Una storia lunga ben sei anni, tra disagi, battagli ed aule di tribunale. Ma c’è di più, secondo le parole di Schiavone, pare che l’opera abbia minato gli spiriti del rione: “qui d’inverno, quando alle cinque e trenta è buio sembra ci sia il coprifuoco, non c’è più nessuno per le strade. Ed è normale, ci hanno occluso il passaggio con la stazione, le attività commerciali sono quasi tutte sparite; ne sono rimaste una o due contro le 15-16 che c’erano prima dell’inizio dei lavori”. I residenti uniti nella battaglia rimarcano “la scarsa informazione e l’assoluta mancanza di trasparenza e monitoraggio ambientale”. Già il monitoraggio ambientale; l’Osservatorio ambientale da due anni non c’è più, “il Ministro Prestigiacomo ci ha fatto sapere che mancano i soldi per riattivarlo, si parla di 600 mila euro; pare che la salute degli abitanti della Bolognina valga 600 mila euro”.  
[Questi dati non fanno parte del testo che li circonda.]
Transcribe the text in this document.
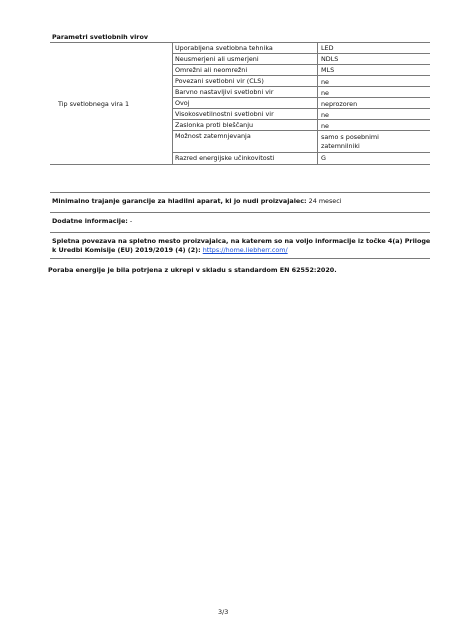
Parametri svetlobnih virov
Tip svetlobnega vira 1
Uporabljena svetlobna tehnika	LED
Neusmerjeni ali usmerjeni	NDLS
Omrežni ali neomrežni	MLS
Povezani svetlobni vir (CLS)	ne
Barvno nastavljivi svetlobni vir	ne
Ovoj	neprozoren
Visokosvetilnostni svetlobni vir	ne
Zaslonka proti bleščanju	ne
Možnost zatemnjevanja	samo s posebnimi
zatemnilniki
Razred energijske učinkovitosti	G
Minimalno trajanje garancije za hladilni aparat, ki jo nudi proizvajalec: 24 meseci
Dodatne informacije: -
Spletna povezava na spletno mesto proizvajalca, na katerem so na voljo informacije iz točke 4(a) Priloge
k Uredbi Komisije (EU) 2019/2019 (4) (2): https://home.liebherr.com/
Poraba energije je bila potrjena z ukrepi v skladu s standardom EN 62552:2020.
3/3
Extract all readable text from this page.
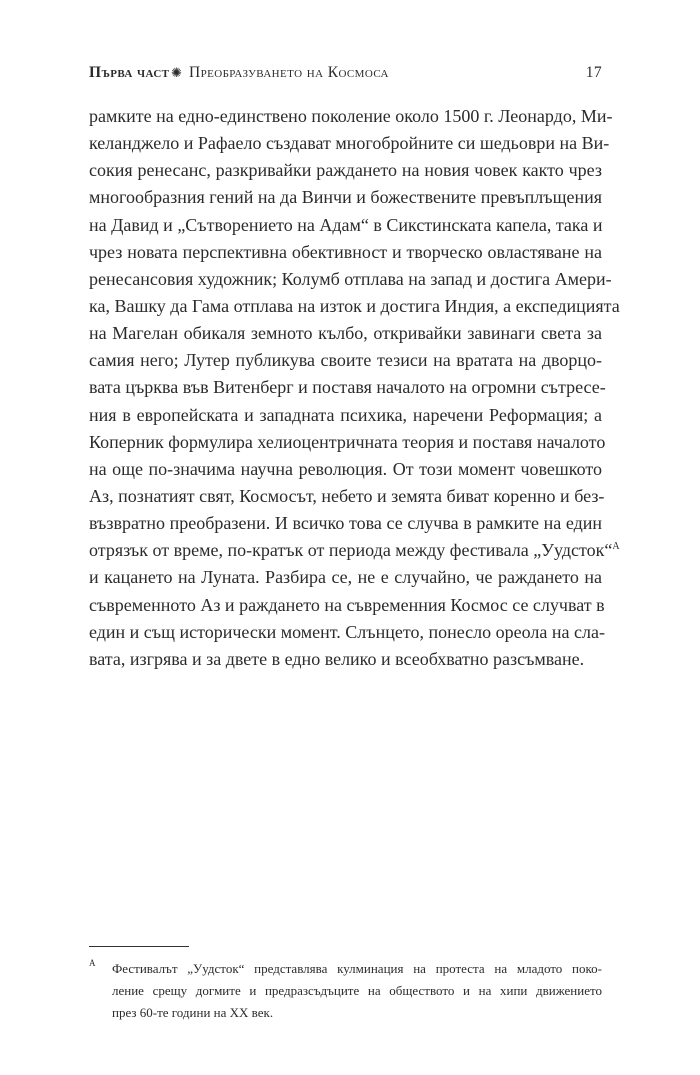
Първа част ✺ Преобразуването на Космоса	17
рамките на едно-единствено поколение около 1500 г. Леонардо, Ми-
келанджело и Рафаело създават многобройните си шедьоври на Ви-
сокия ренесанс, разкривайки раждането на новия човек както чрез
многообразния гений на да Винчи и божествените превъплъщения
на Давид и „Сътворението на Адам“ в Сикстинската капела, така и
чрез новата перспективна обективност и творческо овластяване на
ренесансовия художник; Колумб отплава на запад и достига Амери-
ка, Вашку да Гама отплава на изток и достига Индия, а експедицията
на Магелан обикаля земното кълбо, откривайки завинаги света за
самия него; Лутер публикува своите тезиси на вратата на дворцо-
вата църква във Витенберг и поставя началото на огромни сътресе-
ния в европейската и западната психика, наречени Реформация; а
Коперник формулира хелиоцентричната теория и поставя началото
на още по-значима научна революция. От този момент човешкото
Аз, познатият свят, Космосът, небето и земята биват коренно и без-
възвратно преобразени. И всичко това се случва в рамките на един
отрязък от време, по-кратък от периода между фестивала „Уудсток“$^A$
и кацането на Луната. Разбира се, не е случайно, че раждането на
съвременното Аз и раждането на съвременния Космос се случват в
един и същ исторически момент. Слънцето, понесло ореола на сла-
вата, изгрява и за двете в едно велико и всеобхватно разсъмване.
A Фестивалът „Уудсток“ представлява кулминация на протеста на младото поко-
ление срещу догмите и предразсъдъците на обществото и на хипи движението
през 60-те години на XX век.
Un pensiero Schiavoni lo rivolge anche a Firenze: “dovete fare in modo che quel che è accaduto a qui non si ripeta a Firenze. Massima attenzione al tipo di lavoro, non farsi condizionare dalle scuse sui ritardi e se ci dovessero essere mi auguro che i responsabili vengano puniti severamente, perché questa gente non considera chi soffre e chi lavora. Mi auguro che l’esperienza di Bologna faccia sì che determinate cose non le si debba combattere a suon di tribunali, ma che i cittadini abbiano il minimo garantito, che non siano lasciati soli. Perciò testimoniali di stato prima, durante e dopo i lavori. Pretendere garanzie assolute. E sarebbe bello che le istituzioni affiancassero i cittadini eventualmente con degli studi legali senza che vengano lasciati in mano a professionisti, a volte poco seri, che si permettono di andare a caccia di denaro sulle spalle di chi sta soffrendo”.